Consumer Reports experts suggest tips to securely file taxes online

Posted at 10:37 AM, Mar 10, 2021
and last updated 2021-03-10 11:37:15-05

NASHVILLE, Tenn. (WTVF/CONSUMER REPORTS) — It's tax season. That's right, April 15 is just around the corner and the IRS is already accepting tax returns.

If you haven't started working on your taxes yet, you probably will be soon.

When doing taxes, many people download financial documents and file them electronically. But before you do, you'll want to make sure your technology is up to date and up to the task of keeping your personal information safe and secure.

Matthew Starzec is like 90% of Americans who file their taxes online, either using a professional tax preparer or tax software.

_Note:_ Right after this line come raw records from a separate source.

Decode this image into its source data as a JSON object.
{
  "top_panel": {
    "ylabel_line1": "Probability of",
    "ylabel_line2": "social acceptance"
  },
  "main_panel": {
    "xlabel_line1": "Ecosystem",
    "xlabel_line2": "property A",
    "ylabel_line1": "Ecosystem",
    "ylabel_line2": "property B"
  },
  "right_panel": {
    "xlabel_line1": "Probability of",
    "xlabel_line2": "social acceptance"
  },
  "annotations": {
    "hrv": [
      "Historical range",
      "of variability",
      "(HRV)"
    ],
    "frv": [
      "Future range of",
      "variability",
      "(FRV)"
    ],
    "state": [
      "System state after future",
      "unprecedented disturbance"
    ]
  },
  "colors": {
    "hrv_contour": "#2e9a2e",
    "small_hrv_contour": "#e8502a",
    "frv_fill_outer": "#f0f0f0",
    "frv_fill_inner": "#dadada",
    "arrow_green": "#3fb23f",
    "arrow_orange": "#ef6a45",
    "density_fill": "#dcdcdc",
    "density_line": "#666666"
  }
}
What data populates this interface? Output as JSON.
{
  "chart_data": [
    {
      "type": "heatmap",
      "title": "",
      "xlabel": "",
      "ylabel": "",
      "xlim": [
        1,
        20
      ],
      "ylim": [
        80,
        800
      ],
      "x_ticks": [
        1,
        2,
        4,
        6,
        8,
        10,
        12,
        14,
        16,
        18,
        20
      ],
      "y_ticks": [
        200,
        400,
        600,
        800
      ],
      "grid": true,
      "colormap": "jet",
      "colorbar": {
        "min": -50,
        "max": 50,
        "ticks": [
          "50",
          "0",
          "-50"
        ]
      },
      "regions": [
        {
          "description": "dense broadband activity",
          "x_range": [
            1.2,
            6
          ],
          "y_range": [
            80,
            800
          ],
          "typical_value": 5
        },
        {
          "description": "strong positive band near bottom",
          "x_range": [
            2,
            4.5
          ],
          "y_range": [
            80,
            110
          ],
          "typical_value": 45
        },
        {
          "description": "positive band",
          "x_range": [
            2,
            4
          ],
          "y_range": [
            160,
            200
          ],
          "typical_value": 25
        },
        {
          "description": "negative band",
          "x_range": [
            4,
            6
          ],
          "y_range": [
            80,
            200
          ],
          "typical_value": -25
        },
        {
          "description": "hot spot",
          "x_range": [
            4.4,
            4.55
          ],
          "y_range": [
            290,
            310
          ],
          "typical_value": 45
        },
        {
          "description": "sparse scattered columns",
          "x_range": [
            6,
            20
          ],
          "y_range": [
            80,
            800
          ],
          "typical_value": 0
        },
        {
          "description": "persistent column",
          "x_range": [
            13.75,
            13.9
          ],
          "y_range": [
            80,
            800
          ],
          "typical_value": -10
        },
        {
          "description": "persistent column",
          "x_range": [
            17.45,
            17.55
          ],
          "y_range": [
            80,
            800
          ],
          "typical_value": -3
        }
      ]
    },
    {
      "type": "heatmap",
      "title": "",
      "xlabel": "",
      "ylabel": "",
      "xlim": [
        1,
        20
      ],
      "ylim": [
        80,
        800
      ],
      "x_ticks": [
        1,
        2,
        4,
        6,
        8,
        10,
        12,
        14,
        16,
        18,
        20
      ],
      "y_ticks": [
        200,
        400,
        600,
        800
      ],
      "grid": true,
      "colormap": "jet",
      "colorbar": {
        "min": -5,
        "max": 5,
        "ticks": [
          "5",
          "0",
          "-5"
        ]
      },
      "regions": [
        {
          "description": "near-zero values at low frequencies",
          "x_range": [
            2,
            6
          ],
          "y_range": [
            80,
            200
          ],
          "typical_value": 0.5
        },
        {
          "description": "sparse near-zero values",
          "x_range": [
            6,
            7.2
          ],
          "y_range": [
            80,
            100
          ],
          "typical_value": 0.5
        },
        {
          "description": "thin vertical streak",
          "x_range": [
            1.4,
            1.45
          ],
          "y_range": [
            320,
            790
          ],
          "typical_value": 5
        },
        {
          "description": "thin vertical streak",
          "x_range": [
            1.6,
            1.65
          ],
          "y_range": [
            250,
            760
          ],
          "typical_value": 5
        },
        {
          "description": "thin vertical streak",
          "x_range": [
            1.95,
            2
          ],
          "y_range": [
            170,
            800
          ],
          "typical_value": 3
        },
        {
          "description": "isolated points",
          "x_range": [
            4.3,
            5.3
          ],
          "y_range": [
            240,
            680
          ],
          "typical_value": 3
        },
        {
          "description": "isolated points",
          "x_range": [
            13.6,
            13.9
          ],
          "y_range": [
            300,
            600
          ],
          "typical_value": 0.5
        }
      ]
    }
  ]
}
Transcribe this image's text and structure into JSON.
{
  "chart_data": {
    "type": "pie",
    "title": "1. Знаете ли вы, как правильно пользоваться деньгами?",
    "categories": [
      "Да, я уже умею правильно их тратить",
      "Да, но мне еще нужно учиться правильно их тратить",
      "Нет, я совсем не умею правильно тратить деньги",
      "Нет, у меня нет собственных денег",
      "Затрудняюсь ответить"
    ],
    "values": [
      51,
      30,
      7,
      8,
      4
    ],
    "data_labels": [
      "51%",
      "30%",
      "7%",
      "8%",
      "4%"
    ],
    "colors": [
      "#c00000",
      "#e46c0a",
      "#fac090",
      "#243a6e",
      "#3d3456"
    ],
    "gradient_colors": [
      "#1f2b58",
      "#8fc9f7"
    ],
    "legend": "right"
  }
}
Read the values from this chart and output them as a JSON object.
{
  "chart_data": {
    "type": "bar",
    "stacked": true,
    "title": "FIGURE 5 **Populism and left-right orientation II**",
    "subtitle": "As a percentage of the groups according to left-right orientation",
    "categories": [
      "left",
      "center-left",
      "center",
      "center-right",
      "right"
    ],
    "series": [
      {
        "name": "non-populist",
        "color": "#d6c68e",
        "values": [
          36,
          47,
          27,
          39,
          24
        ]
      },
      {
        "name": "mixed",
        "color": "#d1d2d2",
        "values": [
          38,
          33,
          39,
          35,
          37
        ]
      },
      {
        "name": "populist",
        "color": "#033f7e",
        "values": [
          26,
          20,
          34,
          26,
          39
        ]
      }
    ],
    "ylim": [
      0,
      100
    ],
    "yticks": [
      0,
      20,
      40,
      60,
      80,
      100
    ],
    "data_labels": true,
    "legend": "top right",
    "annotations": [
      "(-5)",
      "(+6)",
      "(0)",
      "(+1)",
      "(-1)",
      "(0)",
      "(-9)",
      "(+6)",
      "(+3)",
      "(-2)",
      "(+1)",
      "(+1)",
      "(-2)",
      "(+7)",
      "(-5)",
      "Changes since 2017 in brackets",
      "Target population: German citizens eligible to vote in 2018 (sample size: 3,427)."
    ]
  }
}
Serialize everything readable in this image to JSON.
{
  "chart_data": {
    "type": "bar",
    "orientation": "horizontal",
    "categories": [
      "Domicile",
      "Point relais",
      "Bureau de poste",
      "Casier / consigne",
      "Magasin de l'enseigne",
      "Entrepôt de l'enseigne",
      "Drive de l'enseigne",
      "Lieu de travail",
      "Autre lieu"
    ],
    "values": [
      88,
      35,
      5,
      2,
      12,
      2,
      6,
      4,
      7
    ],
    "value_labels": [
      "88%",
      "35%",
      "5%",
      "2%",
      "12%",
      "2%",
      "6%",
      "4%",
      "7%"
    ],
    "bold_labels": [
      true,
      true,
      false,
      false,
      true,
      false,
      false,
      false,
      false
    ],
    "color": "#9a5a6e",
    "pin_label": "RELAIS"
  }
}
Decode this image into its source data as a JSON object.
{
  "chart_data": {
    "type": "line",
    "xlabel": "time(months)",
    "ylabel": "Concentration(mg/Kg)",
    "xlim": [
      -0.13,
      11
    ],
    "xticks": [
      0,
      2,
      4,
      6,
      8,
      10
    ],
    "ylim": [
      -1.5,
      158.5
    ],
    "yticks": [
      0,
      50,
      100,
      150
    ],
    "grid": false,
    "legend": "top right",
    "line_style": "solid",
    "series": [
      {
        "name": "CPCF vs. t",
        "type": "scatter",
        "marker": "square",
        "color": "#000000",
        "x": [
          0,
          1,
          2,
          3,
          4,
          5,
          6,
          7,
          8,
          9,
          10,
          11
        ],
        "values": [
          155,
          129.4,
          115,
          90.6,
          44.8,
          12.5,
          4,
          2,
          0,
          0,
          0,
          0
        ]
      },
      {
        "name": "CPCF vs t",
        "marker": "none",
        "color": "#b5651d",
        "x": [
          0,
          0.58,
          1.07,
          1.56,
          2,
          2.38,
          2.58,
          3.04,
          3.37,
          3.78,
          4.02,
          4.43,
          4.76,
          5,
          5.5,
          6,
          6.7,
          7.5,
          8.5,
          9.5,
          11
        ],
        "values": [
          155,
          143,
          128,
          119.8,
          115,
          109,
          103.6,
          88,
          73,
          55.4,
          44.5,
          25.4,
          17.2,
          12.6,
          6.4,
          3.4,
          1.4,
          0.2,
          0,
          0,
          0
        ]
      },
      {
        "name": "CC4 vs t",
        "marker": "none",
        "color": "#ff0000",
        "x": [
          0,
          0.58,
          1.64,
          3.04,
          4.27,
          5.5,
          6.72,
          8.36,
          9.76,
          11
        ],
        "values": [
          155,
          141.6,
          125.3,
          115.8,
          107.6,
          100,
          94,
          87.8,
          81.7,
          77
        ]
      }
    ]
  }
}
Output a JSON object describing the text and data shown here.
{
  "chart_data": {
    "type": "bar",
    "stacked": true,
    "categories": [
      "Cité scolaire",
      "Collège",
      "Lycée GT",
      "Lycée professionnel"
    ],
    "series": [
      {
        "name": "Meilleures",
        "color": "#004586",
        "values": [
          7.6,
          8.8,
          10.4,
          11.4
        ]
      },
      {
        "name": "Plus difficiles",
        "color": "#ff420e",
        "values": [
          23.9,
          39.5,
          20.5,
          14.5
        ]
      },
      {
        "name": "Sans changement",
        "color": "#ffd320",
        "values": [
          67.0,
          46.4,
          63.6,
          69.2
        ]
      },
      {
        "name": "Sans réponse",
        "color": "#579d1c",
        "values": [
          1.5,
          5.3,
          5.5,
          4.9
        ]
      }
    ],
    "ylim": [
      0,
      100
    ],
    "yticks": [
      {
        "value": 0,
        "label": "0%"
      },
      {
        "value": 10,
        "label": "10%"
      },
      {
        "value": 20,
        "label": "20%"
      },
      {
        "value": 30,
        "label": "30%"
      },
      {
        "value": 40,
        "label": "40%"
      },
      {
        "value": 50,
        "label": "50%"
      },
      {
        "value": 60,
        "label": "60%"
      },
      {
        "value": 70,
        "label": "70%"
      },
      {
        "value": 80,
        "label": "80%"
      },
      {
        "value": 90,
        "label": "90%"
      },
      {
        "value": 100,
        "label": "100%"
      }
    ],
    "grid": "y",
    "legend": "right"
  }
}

"We’ve been doing our taxes online for the last seven years. It’s easy. It’s convenient," Starzec said.

Paired with direct deposit, electronic filing is the fastest way to get a refund. But is it safe?

"The IRS says all tax prep software will now have multi-factor authentication, which asks users for an extra bit of info to log in, like a code sent to their email,” said Yael Grauer, Consumer Reports security editor.

Because even if someone steals your password, multi-factor authentication, often called two-factor, could still stop them from getting into your account.

But before you even file, Consumer Reports says take a few minutes to make sure your sensitive online accounts and your router are secured using strong passwords.

Consumer Reports suggests using a string of random words, numbers and special characters - something no one could guess. Or, better yet, consider using a password manager so you don’t have to remember all of them.

“Our top-rated password manager is 1Password. It’s the only one we tested to earn top marks for data privacy, data security, and usability,” Grauer said.

You can also protect your personal tax information by simply looking for the "HTTPS" or a little lock at the beginning of the web address. Otherwise, it could be a fraudulent site.

"Sites with HTTPS use encryption to prevent any information you exchange from being spied on or changed while it’s traveling across the internet," Grauer said.

Newer iPhones and Android phones come with encryption already enabled. It’s also available for Mac and Windows computers, you may just need to enable it in the security settings. So if either is lost or stolen - your personal data can’t be accessed.